Although some sources state that D'Urfey was trained in Law, documents of the time suggest that D'Urfey began work as a scrivener's apprentice. He turned almost immediately from that occupation to entertainment. His first play, The Siege of Memphis was staged in September 1676 and was a failure. However, in November 1676 he turned his efforts to comedy. Madam Fickle was produced at the Dorset Garden Theatre. Charles II and the Duke of Ormonde attended and Ormonde presented D'Urfey to the king. Despite a distinct stutter "except when singing or swearing" and a decidedly unhandsome appearance, Thomas D'Urfey became an intimate of Charles.(1) His voice and his talent for composing the sort of witty songs Charles enjoyed, along with his "good natured willingness to be the butt of a jest as much as the author of one" (2) made him nearly a court jester as well as singer and songwriter for Charles. Except for a brief period in 1689 when he was a singing teacher at a girls school he served each succeeding monarch and many wealthy patrons.
D'Urfey's songs were of three types: political songs, court songs and country songs. His political songs invariably celebrated the monarch - from Stuart to Hanover. He wrote numerous political satires. His country songs were coarse and popular, dealing with common folk and their relationships. His words were set to music by Henry Pucell, Dr. John Blow, John Eccles and others - nearly forty composers in all. His songs were often labelled as vulgar - not without reason. One of his popular songs was The Fart; Famous for its Satyrical Humour in the Reign of Queen Anne. His musical reputation was one of carelessness, and his music did not enjoy a great reputation. D'Urfey did not deny it but stated that "irregularities disappear when his songs are sung." (3) D'Urfey was also well aware that his music was looked down upon. "The Town may da-da-damn me for a poet," he said, "but they si-si-sing my Songs for all that." (4)
A friend of essayists Richard Steele and Joseph Adidson, D'Urfey often quarrelled with other poets of the time and was the subject of many less than flattering verses. His play Love for Money was attacked in a clever pamphlet Wit for Money: Or, Poet Stutterer. He was ridiculed for his pretensions. Despite a lack of funds he insisted upon being accompanied by a page and in 1683 added the apostrophe to his name to promote his association with aristocracy. An amusing eleven verse poem was printed after Durfy changed the spelling of his name to D'Urfey. In 1689 he fought a duel with a musician named Bell. Tom Brown wrote of the duel:
Betwixt them there happen'd a horrible Clutter,
Bell set up the loud Pipes, and Durfey did splutter.

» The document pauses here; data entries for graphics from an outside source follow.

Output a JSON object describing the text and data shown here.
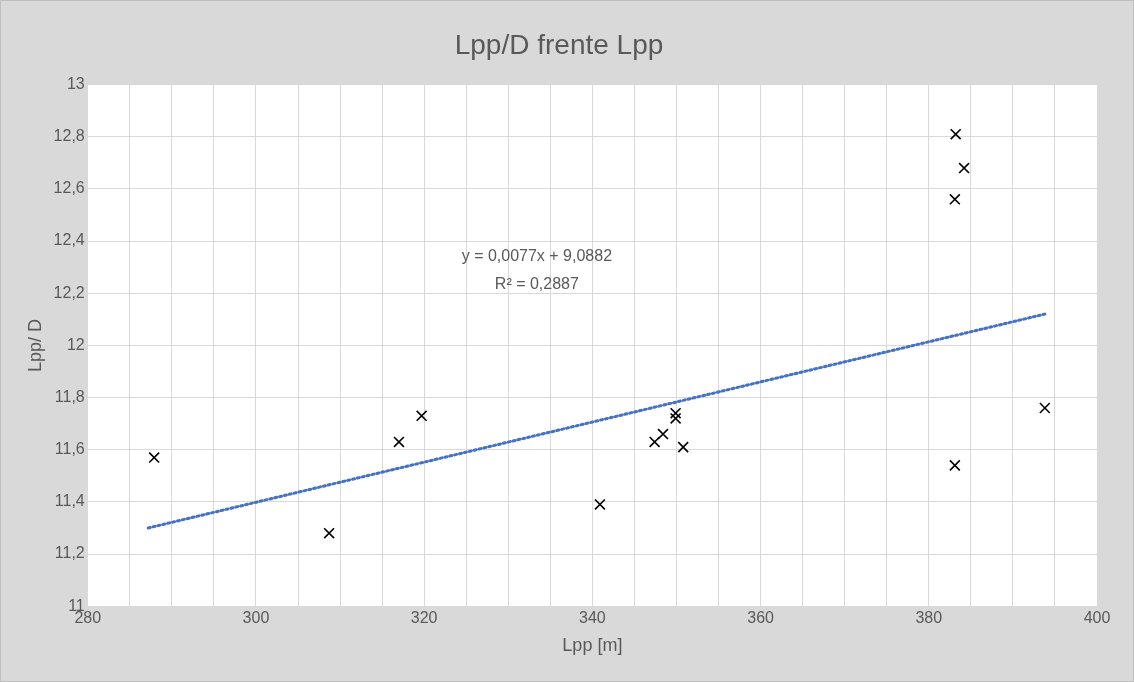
{
  "chart_data": {
    "type": "scatter",
    "title": "Lpp/D frente Lpp",
    "xlabel": "Lpp [m]",
    "ylabel": "Lpp/ D",
    "x": [
      287.9,
      308.7,
      317.0,
      319.7,
      340.9,
      347.4,
      348.4,
      349.9,
      349.9,
      350.8,
      383.2,
      384.2,
      383.1,
      383.1,
      393.8
    ],
    "series": [
      {
        "color": "#000000",
        "marker": "cross",
        "values": [
          11.57,
          11.28,
          11.63,
          11.73,
          11.39,
          11.63,
          11.66,
          11.74,
          11.72,
          11.61,
          12.81,
          12.68,
          12.56,
          11.54,
          11.76
        ]
      },
      {
        "type": "line",
        "color": "#4472c4",
        "line_style": "dotted",
        "marker": "none",
        "x": [
          287.2,
          393.8
        ],
        "values": [
          11.3,
          12.12
        ]
      }
    ],
    "xlim": [
      280,
      400
    ],
    "xticks": [
      280,
      {
        "value": 285,
        "label": null
      },
      {
        "value": 290,
        "label": null
      },
      {
        "value": 295,
        "label": null
      },
      300,
      {
        "value": 305,
        "label": null
      },
      {
        "value": 310,
        "label": null
      },
      {
        "value": 315,
        "label": null
      },
      320,
      {
        "value": 325,
        "label": null
      },
      {
        "value": 330,
        "label": null
      },
      {
        "value": 335,
        "label": null
      },
      340,
      {
        "value": 345,
        "label": null
      },
      {
        "value": 350,
        "label": null
      },
      {
        "value": 355,
        "label": null
      },
      360,
      {
        "value": 365,
        "label": null
      },
      {
        "value": 370,
        "label": null
      },
      {
        "value": 375,
        "label": null
      },
      380,
      {
        "value": 385,
        "label": null
      },
      {
        "value": 390,
        "label": null
      },
      {
        "value": 395,
        "label": null
      },
      400
    ],
    "ylim": [
      11,
      13
    ],
    "yticks": [
      11,
      {
        "value": 11.2,
        "label": "11,2"
      },
      {
        "value": 11.4,
        "label": "11,4"
      },
      {
        "value": 11.6,
        "label": "11,6"
      },
      {
        "value": 11.8,
        "label": "11,8"
      },
      12,
      {
        "value": 12.2,
        "label": "12,2"
      },
      {
        "value": 12.4,
        "label": "12,4"
      },
      {
        "value": 12.6,
        "label": "12,6"
      },
      {
        "value": 12.8,
        "label": "12,8"
      },
      13
    ],
    "grid": true,
    "legend": false,
    "annotations": [
      "y = 0,0077x + 9,0882",
      "R² = 0,2887"
    ]
  }
}
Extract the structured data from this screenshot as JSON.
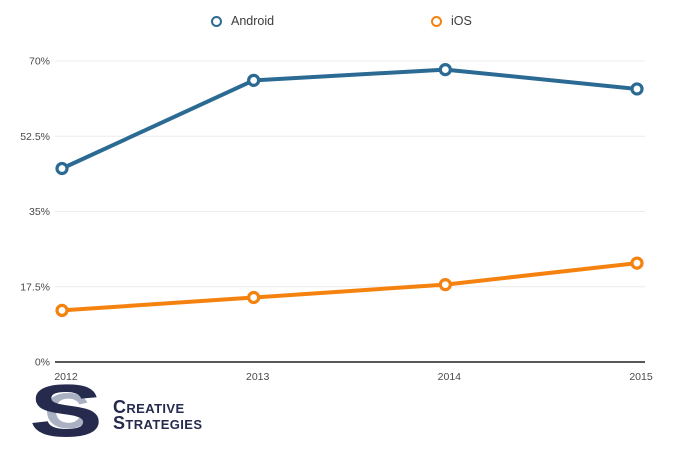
{
  "chart_data": {
    "type": "line",
    "title": "",
    "xlabel": "",
    "ylabel": "",
    "categories": [
      "2012",
      "2013",
      "2014",
      "2015"
    ],
    "series": [
      {
        "name": "Android",
        "color": "#2a6a93",
        "values": [
          45,
          65.5,
          68,
          63.5
        ]
      },
      {
        "name": "iOS",
        "color": "#f5820f",
        "values": [
          12,
          15,
          18,
          23
        ]
      }
    ],
    "ylim": [
      0,
      70
    ],
    "yticks": [
      0,
      17.5,
      35,
      52.5,
      70
    ],
    "ytick_labels": [
      "0%",
      "17.5%",
      "35%",
      "52.5%",
      "70%"
    ],
    "grid": true,
    "legend_position": "top"
  },
  "colors": {
    "grid": "#ececec",
    "axis": "#595959",
    "tick_text": "#4a4a4a",
    "legend_text": "#3c3c3c",
    "background": "#ffffff",
    "logo_navy": "#262b4e",
    "logo_silver": "#a9b1c3"
  },
  "logo": {
    "monogram_back": "C",
    "monogram_front": "S",
    "name_line1": "Creative",
    "name_line2": "Strategies"
  }
}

Draw, Bell, wer't thou Dragon, I'll spoil they soft Note,
Thy squeaking, said t'other, for I'll cut thy Throat.
With a Scratch on the Finger the Duel's dispatch'd,
Thy Clineas (Oh Sidney!) was never so match'd. (4)
Thomas D'Urfey's music was the rage among the common people. Pope, in a letter of 1710 wrote: "Dares any Man speak against him who has given so many Men to eat? So may it be said of Mr. Durfey to his Detractors: What? Dares any one despise him, who has made so many Men drink? Alas, Sir! This is a Glory which neither you nor I must ever pretend to." (5)
Thomas D'Urfey died in 1723. In 1726 the following epitaph was printed:
Here lyes the Lyrick, who with Tale and Song,
Did Life to threescore and ten prolong;
His Tale was pleasant, and his Song was sweet;
His Heart was chearful - but his Thirst was great.
Grieve, Reader, grieve, that he, too soon grown old,
His Song has ended, and his Tale has told.(6)
If Thomas D'Urfey's tale was told, his music continued. His songs were taken up in ballad operas. Ten of the 68 airs in The Beggar's Opera are D'Urfey's songs. Many were popular into the nineteenth century.